In response to the breaches, Marlborough District Council staff said their monitoring was working well.
The council is refusing to say which wineries breached consents, despite doing so until three years ago. However, it will tell NZ Winegrowers, who operate the Sustainable Winemaking programme which certifies wine as environmentally sustainable. A condition of that is that wineries don't breach resource consents, and councillor David Dew said some wines certified as sustainable were from wineries that had breached their consents.
"The industry should be self-policing. They should really focus on this, because they would lose their ability to export."
The council could not say yesterday whether any of the wineries in breach this year were in breach last year.
Later, Brenda Pottinger, who runs the council monitoring programme, told the Marlborough Express at least one was.
In a presentation to the council's environment committee yesterday, Dr Pottinger said that 39 wineries were monitored in the council's programme, 34 on the Wairau Plains, one north of Blenheim, and four in the Awatere area. Another six at the Riverlands and Cloudy Bay industrial zones are covered by trade wastewater requirements.
She said that to develop a more pro-active approach with industry, she made pre-vintage site visits to all wineries to meet the key staff responsible for the wastewater system and to set out the council's expectations for the season's monitoring programme.
A traffic light system is used for determining whether a winery operation is in compliance with its consent conditions or permitted activity standards.
These conditions assessed as green are compliant and no action is required - 14 wineries, or 36 per cent, met this.
Conditions assessed as amber means some corrective actions are needed - 21 wineries, or 54 per cent, met that. The breaches included wastewater results for faecal coliform, pH or biological oxygen demand were not within allowable limits, discharge rates exceeded 10mm/day.

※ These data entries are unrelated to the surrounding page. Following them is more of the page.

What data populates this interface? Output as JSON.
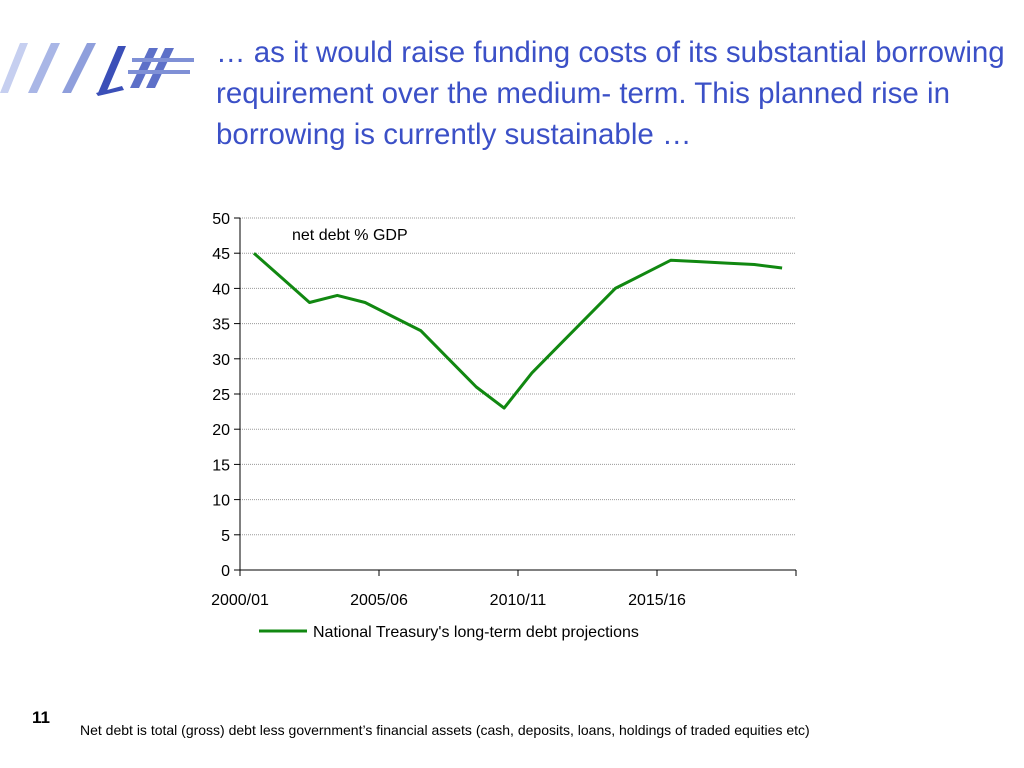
{
  "slide": {
    "title": "… as it would raise funding costs of its substantial borrowing requirement over the medium- term. This planned rise in borrowing is currently sustainable …",
    "page_number": "11",
    "footnote": "Net debt is total (gross) debt less government’s financial assets (cash, deposits, loans, holdings of traded equities etc)",
    "title_color": "#3b50c7",
    "logo_colors": [
      "#3b4fb8",
      "#8f9fdc",
      "#c6cff0"
    ]
  },
  "chart_data": {
    "type": "line",
    "title": "",
    "annotation": "net debt % GDP",
    "xlabel": "",
    "ylabel": "",
    "ylim": [
      0,
      50
    ],
    "y_ticks": [
      "0",
      "5",
      "10",
      "15",
      "20",
      "25",
      "30",
      "35",
      "40",
      "45",
      "50"
    ],
    "x_tick_labels": [
      "2000/01",
      "2005/06",
      "2010/11",
      "2015/16"
    ],
    "grid": true,
    "legend_position": "bottom",
    "series": [
      {
        "name": "National Treasury's long-term debt projections",
        "color": "#118811",
        "x": [
          "2000/01",
          "2001/02",
          "2002/03",
          "2003/04",
          "2004/05",
          "2005/06",
          "2006/07",
          "2007/08",
          "2008/09",
          "2009/10",
          "2010/11",
          "2011/12",
          "2012/13",
          "2013/14",
          "2014/15",
          "2015/16",
          "2016/17",
          "2017/18",
          "2018/19",
          "2019/20"
        ],
        "values": [
          45,
          41.5,
          38,
          39,
          38,
          36,
          34,
          30,
          26,
          23,
          28,
          32,
          36,
          40,
          42,
          44,
          43.8,
          43.6,
          43.4,
          42.9
        ]
      }
    ]
  }
}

"Although all of these wineries provided records for the volumes of wastewater discharged, most did not keep clear and accurate daily records for volumes discharged. As such, discharge rates were estimations . . . Some of these wineries had ponding issues during the inspection," Dr Pottinger said.

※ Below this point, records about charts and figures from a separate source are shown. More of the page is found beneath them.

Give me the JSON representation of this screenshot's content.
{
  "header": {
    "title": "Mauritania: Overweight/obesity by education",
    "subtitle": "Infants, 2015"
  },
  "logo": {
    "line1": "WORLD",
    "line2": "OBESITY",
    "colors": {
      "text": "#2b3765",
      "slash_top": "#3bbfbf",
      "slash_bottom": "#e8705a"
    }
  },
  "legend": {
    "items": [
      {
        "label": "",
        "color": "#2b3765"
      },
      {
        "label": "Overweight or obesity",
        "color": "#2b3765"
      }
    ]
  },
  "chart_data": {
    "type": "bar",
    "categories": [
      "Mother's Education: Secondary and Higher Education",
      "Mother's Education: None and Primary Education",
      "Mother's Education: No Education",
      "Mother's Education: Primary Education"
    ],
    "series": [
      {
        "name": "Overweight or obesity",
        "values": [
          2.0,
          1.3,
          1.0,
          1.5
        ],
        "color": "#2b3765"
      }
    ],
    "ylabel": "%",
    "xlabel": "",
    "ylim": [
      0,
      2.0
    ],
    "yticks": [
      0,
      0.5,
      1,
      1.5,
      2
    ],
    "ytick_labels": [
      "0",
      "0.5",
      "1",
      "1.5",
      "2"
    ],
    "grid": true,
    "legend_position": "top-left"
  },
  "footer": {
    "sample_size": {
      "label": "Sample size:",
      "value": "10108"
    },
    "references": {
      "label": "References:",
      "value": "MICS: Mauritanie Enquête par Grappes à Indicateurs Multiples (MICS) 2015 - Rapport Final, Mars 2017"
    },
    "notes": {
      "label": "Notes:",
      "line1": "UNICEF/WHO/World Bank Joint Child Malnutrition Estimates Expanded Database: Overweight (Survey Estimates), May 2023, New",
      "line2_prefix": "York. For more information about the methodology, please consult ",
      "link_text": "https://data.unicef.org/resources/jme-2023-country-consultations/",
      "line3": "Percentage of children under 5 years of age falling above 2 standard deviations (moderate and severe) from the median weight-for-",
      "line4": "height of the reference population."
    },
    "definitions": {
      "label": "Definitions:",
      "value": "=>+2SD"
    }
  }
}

Four wineries, or 10 per cent, were assessed as red, meaning significant remedial action was required.
"Allowable annual and daily discharge volumes and discharge rates were breached, only one of the two soil samples was taken, or wastewater samples were not provided . . . These breaches are not considered significant enough to warrant enforcement actions.
"Instead, for the 2012-13 season, the compliance group is taking an educative approach with wineries so there is greater understanding of the consent condition and plan rule requirements for discharging wastewater to land."

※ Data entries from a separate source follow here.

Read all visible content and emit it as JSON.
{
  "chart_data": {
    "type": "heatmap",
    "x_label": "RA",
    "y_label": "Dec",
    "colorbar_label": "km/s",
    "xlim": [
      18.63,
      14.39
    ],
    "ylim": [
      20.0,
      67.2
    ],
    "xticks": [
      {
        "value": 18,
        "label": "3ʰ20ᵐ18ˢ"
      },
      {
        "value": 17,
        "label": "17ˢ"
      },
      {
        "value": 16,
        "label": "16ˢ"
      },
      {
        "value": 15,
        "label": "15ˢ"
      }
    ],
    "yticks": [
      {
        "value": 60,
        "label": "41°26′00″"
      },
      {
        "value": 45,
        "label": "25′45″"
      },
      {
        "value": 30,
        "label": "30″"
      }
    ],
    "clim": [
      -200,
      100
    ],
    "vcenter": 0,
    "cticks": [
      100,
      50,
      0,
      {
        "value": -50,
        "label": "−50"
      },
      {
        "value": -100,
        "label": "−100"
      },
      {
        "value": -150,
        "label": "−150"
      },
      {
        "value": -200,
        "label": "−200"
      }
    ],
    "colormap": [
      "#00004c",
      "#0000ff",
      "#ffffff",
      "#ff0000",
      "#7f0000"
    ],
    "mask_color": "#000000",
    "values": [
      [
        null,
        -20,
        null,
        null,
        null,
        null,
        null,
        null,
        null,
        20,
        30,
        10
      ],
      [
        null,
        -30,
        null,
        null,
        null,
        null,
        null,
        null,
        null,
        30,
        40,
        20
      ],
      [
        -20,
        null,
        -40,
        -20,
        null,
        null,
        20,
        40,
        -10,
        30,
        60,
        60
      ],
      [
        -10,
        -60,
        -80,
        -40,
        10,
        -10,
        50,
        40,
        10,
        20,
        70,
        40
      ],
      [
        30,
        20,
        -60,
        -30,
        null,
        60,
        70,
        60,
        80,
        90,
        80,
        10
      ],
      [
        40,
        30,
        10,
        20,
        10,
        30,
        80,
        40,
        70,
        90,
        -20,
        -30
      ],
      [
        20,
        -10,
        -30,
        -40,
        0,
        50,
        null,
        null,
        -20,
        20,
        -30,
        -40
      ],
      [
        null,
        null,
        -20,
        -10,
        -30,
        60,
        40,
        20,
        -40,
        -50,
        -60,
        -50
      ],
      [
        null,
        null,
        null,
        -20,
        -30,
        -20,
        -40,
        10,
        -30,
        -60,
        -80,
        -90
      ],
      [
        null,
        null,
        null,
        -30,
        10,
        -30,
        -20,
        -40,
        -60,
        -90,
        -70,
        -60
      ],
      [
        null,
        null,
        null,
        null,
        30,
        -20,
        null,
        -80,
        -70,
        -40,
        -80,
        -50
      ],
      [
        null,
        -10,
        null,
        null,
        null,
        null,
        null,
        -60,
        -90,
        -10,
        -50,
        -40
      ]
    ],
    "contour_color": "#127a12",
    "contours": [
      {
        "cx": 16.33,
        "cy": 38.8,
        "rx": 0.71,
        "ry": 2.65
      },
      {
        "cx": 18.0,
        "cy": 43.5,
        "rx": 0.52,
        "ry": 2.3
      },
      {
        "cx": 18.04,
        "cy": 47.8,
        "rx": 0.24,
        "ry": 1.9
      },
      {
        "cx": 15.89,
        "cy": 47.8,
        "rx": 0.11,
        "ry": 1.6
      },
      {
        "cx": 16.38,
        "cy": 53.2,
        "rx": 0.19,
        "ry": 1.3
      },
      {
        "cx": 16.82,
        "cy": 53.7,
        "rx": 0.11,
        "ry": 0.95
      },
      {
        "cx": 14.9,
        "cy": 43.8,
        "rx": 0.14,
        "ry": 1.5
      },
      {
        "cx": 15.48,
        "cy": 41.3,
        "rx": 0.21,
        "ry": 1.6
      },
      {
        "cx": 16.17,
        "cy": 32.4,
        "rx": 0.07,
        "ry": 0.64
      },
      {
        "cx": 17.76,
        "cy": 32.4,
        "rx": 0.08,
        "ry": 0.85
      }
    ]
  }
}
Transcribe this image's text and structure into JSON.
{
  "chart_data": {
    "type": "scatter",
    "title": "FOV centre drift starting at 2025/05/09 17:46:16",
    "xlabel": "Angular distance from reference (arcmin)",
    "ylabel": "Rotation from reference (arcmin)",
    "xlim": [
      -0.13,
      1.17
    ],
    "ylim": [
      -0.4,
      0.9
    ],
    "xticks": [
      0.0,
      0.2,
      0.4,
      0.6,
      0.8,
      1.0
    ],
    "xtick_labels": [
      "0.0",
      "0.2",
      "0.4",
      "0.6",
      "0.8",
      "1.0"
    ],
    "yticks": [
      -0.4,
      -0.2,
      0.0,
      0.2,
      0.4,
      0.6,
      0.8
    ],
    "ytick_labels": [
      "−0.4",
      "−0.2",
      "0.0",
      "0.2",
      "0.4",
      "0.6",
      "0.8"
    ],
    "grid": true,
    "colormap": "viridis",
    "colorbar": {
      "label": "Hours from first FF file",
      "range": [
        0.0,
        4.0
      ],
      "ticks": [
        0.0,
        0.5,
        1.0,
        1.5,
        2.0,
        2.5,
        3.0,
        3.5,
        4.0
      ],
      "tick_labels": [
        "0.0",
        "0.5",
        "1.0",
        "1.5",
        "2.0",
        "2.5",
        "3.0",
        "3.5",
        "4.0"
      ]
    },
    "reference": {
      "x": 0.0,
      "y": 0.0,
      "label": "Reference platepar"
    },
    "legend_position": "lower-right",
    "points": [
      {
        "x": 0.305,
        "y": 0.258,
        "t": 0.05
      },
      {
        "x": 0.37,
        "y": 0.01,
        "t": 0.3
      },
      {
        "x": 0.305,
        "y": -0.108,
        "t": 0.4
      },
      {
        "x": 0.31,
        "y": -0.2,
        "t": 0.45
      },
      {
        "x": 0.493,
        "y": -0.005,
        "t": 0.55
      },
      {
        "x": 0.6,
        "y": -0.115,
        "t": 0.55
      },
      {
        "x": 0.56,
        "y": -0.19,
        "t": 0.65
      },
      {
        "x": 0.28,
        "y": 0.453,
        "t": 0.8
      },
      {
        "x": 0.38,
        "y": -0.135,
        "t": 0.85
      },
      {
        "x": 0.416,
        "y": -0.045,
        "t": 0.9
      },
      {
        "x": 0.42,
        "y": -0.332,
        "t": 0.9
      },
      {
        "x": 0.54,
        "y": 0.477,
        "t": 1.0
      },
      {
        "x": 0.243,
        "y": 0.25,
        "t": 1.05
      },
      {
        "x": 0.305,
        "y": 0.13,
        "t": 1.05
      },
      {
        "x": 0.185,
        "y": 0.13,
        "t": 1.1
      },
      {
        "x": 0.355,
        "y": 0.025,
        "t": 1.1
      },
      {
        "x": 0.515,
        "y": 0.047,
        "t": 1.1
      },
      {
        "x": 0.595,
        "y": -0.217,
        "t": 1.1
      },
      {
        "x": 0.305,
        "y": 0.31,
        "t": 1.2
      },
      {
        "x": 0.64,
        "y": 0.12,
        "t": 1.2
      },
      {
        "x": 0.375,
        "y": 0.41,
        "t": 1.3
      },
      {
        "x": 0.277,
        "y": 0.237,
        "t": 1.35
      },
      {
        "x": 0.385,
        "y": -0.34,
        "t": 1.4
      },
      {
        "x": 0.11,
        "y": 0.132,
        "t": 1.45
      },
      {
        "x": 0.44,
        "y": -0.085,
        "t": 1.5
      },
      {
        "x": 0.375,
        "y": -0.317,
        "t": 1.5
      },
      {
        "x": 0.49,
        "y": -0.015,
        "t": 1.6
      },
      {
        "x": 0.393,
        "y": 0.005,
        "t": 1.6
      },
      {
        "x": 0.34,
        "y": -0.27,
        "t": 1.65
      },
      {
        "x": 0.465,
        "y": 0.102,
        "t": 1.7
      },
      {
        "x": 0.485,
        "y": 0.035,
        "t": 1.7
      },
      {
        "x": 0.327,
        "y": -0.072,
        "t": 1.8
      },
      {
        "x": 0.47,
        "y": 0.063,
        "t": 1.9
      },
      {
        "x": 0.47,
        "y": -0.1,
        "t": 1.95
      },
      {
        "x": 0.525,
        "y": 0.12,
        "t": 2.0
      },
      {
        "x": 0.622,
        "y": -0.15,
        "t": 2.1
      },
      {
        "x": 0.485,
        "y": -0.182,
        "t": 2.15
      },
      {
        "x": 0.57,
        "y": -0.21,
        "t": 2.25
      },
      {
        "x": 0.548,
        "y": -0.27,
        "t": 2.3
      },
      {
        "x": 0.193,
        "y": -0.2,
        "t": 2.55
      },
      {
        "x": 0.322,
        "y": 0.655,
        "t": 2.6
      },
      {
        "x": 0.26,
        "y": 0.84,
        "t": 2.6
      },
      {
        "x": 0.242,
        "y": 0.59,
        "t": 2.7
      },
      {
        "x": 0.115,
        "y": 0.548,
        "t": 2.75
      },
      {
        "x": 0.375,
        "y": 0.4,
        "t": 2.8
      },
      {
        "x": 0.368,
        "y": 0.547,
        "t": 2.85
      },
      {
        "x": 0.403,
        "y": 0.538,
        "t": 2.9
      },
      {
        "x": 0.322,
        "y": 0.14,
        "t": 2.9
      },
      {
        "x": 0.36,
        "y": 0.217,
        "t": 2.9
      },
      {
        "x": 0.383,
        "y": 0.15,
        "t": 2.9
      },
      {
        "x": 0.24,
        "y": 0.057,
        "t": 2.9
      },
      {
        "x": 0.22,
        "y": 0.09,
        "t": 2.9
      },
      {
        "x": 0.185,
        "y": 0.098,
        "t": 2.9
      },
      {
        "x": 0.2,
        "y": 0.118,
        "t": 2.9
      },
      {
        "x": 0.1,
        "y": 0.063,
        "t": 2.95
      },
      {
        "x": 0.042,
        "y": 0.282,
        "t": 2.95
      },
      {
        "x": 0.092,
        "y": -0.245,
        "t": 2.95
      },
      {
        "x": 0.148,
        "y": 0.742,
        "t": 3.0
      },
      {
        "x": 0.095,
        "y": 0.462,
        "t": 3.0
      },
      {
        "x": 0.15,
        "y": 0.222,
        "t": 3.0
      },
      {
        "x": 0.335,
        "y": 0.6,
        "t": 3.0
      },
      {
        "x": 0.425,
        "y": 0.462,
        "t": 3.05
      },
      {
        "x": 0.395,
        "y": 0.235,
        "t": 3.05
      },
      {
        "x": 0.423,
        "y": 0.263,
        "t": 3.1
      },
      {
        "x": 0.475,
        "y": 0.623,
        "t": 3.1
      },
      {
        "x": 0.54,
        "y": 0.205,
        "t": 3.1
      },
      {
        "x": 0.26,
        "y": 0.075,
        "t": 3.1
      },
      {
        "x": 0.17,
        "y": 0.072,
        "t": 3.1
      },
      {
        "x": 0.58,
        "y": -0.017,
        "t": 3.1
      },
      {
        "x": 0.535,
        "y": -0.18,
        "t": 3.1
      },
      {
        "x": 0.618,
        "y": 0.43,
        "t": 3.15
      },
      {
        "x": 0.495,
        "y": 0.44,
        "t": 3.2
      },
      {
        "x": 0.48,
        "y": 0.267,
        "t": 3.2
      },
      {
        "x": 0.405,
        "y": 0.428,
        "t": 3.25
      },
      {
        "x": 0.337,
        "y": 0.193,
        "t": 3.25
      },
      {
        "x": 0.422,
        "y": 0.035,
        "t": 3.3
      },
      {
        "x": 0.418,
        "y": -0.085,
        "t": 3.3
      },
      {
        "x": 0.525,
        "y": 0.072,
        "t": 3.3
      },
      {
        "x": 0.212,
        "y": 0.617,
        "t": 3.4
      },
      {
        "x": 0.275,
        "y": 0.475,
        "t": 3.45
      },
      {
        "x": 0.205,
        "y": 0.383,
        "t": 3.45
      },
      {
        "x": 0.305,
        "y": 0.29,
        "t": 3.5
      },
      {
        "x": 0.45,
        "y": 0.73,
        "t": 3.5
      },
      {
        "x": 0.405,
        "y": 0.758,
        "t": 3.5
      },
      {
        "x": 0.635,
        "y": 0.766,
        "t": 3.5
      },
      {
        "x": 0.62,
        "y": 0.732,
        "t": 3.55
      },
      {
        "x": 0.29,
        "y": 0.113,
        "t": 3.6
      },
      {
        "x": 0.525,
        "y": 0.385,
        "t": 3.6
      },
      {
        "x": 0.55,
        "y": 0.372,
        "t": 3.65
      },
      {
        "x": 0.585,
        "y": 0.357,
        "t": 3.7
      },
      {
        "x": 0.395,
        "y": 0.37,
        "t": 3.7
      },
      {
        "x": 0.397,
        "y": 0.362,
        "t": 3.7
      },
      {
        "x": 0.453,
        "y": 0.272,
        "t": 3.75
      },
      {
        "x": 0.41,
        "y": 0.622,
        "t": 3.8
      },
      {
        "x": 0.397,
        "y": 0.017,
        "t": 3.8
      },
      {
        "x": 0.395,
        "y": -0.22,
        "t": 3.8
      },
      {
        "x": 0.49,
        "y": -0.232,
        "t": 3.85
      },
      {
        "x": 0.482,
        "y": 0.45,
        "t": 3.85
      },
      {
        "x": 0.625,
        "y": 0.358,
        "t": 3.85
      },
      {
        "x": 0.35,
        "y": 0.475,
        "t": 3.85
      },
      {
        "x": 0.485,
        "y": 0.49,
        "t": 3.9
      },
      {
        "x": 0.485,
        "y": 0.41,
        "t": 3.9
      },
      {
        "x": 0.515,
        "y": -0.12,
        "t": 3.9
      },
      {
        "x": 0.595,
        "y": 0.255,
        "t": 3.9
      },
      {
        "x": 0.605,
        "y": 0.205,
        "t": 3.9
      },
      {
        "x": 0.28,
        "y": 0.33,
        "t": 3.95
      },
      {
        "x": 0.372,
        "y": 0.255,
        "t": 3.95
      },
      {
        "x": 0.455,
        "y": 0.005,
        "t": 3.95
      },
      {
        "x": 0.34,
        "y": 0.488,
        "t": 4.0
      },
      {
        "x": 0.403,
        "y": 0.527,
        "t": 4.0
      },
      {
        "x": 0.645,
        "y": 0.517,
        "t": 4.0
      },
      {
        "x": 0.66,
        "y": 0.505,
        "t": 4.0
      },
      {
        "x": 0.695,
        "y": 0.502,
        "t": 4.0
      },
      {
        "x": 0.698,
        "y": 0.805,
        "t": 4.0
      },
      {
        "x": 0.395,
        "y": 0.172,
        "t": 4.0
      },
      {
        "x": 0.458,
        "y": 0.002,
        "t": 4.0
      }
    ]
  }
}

Dr Pottinger said three "red" wineries were about 2300 cubic metres over their annual discharge amounts, or consistently discharged more than the allowable amount over seven months of the year.
The worst one had inadvertently discharged 10,000 litres onto ground near a waterway, with the wastewater going into the water. That winery was given an abatement notice to stop discharging and issued an infringement notice.
It was later affected by floods, and had to truck "tens of thousands" of litres of wastewater to the council's sewerage system.
She said that wineries needed to upgrade their abilities to provide information to the council, and to know more about the conditions in their resource consents. More education on that would happen before the next vintage.
"Some even struggle with plan rules. I find that hard because I don't think they're hard to follow."
Council regulatory department manager Hans Versteegh said the wineries were now in a feedback loop.